BLM is involved in a collaborative west-wide effort to update and strengthen management of sage grouse habitat. Key collaborators include western governors, state wildlife agencies, counties, the U.S. Fish and Wildlife Service, U.S. Geological Survey, and the U.S. Forest Service.

source: U.S. Department of the Interior, Bureau of Land Management

Oregon Chub Recovery

The Oregon chub recently became the first fish ever removed from the Federal List of Endangered and Threatened Animals due to recovery.

The Oregon chub, a small minnow found only in the Willamette River Basin in floodplain habitats with little or no water flow, was listed as endangered in 1993 and reclassified as threatened in 2010. Primary factors that led to its listing were loss of habitat and predation by nonnative fishes.

Through collaborative partnerships, and aided by outreach to the local communities, these threats have been lessened over the last 21 years with restoration and acquisition of habitat, promotion of natural river flows, and the reintroduction of chub into historical habitat.

Just eight populations totaling fewer than 1,000 fish were known to exist at the time of listing in 1993. Today, the population stands at more than 140,000 fish at 80 locations with a diverse range of habitats.

The Endangered Species Act has helped prevent the slide toward extinction for hundreds of species.
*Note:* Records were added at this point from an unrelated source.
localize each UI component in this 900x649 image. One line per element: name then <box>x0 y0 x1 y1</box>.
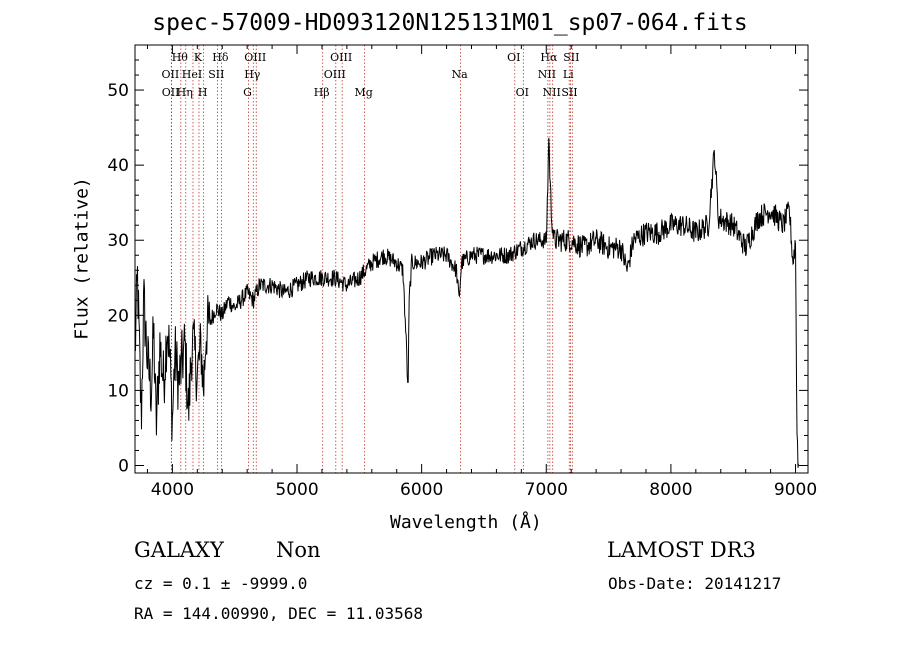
marker-label: NII <box>538 68 556 81</box>
marker-label: K <box>194 51 203 64</box>
marker-label: OII <box>162 86 180 99</box>
chart-title: spec-57009-HD093120N125131M01_sp07-064.f… <box>152 10 748 36</box>
marker-label: Hγ <box>244 68 261 81</box>
marker-label: HeI <box>182 68 202 81</box>
marker-label: Hθ <box>172 51 189 64</box>
obs-date-readout: Obs-Date: 20141217 <box>608 574 782 593</box>
line-markers: Hθ OII OII K HeI Hη H Hδ SII OIII Hγ G OIII OIII Hβ Mg N… <box>161 45 579 473</box>
y-axis-label: Flux (relative) <box>71 177 93 340</box>
y-tick-label: 30 <box>107 231 129 251</box>
marker-label: OIII <box>244 51 266 64</box>
marker-label: Hη <box>177 86 193 99</box>
marker-label: OI <box>516 86 529 99</box>
marker-label: SII <box>561 86 577 99</box>
marker-label: NII <box>543 86 561 99</box>
x-axis-label: Wavelength (Å) <box>390 512 542 533</box>
y-tick-label: 50 <box>107 81 129 101</box>
marker-label: OIII <box>324 68 346 81</box>
marker-label: G <box>243 86 252 99</box>
marker-label: H <box>198 86 208 99</box>
marker-label: OII <box>161 68 179 81</box>
marker-label: Mg <box>354 86 372 99</box>
marker-label: OIII <box>330 51 352 64</box>
subclass-label: Non <box>276 538 321 562</box>
marker-label: Hβ <box>314 86 330 99</box>
flux-series <box>134 137 799 468</box>
cz-readout: cz = 0.1 ± -9999.0 <box>134 574 308 593</box>
x-tick-label: 9000 <box>774 480 817 500</box>
y-tick-label: 20 <box>107 306 129 326</box>
marker-label: OI <box>507 51 520 64</box>
x-tick-label: 7000 <box>525 480 568 500</box>
y-tick-label: 0 <box>118 456 129 476</box>
marker-label: Hα <box>540 51 558 64</box>
coords-readout: RA = 144.00990, DEC = 11.03568 <box>134 604 423 623</box>
marker-label: Li <box>563 68 574 81</box>
y-tick-label: 10 <box>107 381 129 401</box>
x-tick-label: 4000 <box>151 480 194 500</box>
y-tick-label: 40 <box>107 156 129 176</box>
axis-ticks: 4000 5000 6000 7000 8000 9000 0 10 20 30 40 50 <box>107 44 817 500</box>
x-tick-label: 5000 <box>275 480 318 500</box>
marker-label: Na <box>451 68 468 81</box>
series-layer <box>134 137 799 468</box>
plot-frame <box>134 44 809 474</box>
survey-label: LAMOST DR3 <box>607 538 756 562</box>
classification-label: GALAXY <box>134 538 224 562</box>
marker-label: SII <box>208 68 224 81</box>
x-tick-label: 8000 <box>649 480 692 500</box>
marker-label: Hδ <box>212 51 229 64</box>
marker-label: SII <box>563 51 579 64</box>
x-tick-label: 6000 <box>400 480 443 500</box>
The Oregon chub joins 28 other species that have been successfully recovered and removed from the Endangered Species List.

Many other species also are experiencing positive trends toward recovery, including three additional ones from Oregon: the Modoc sucker is currently proposed for delisting, and the Borax Lake chub and the Columbian white-tailed deer are recommended for reclassification from endangered to threatened.

Private landowners have been an essential partner in recovering the Oregon chub by managing habitats on their lands and, in some cases, creating habitat to support introductions of the species on their property.

Oregon chub populations exist on the William L. Finley and Ankeny National Wildlife refuges, with Ankeny supporting the largest known population in the Willamette River Basin.

Other partners that contributed in Oregon chub recovery efforts included the U.S. Army Corps of Engineers, U.S. Department of Agriculture Forest Service’s Willamette National Forest, Natural Resource Conservation Service, Oregon Parks and Recreation Department, Oregon Department of Transportation, McKenzie River Trust, City of Salem, Santiam Water Control District, Confederated Tribes of the Grand Ronde, and Bonneville Power Administration. The Willamette Valley National Wildlife Refuge Complex and Fisheries Program were also essential to the chub’s recovery.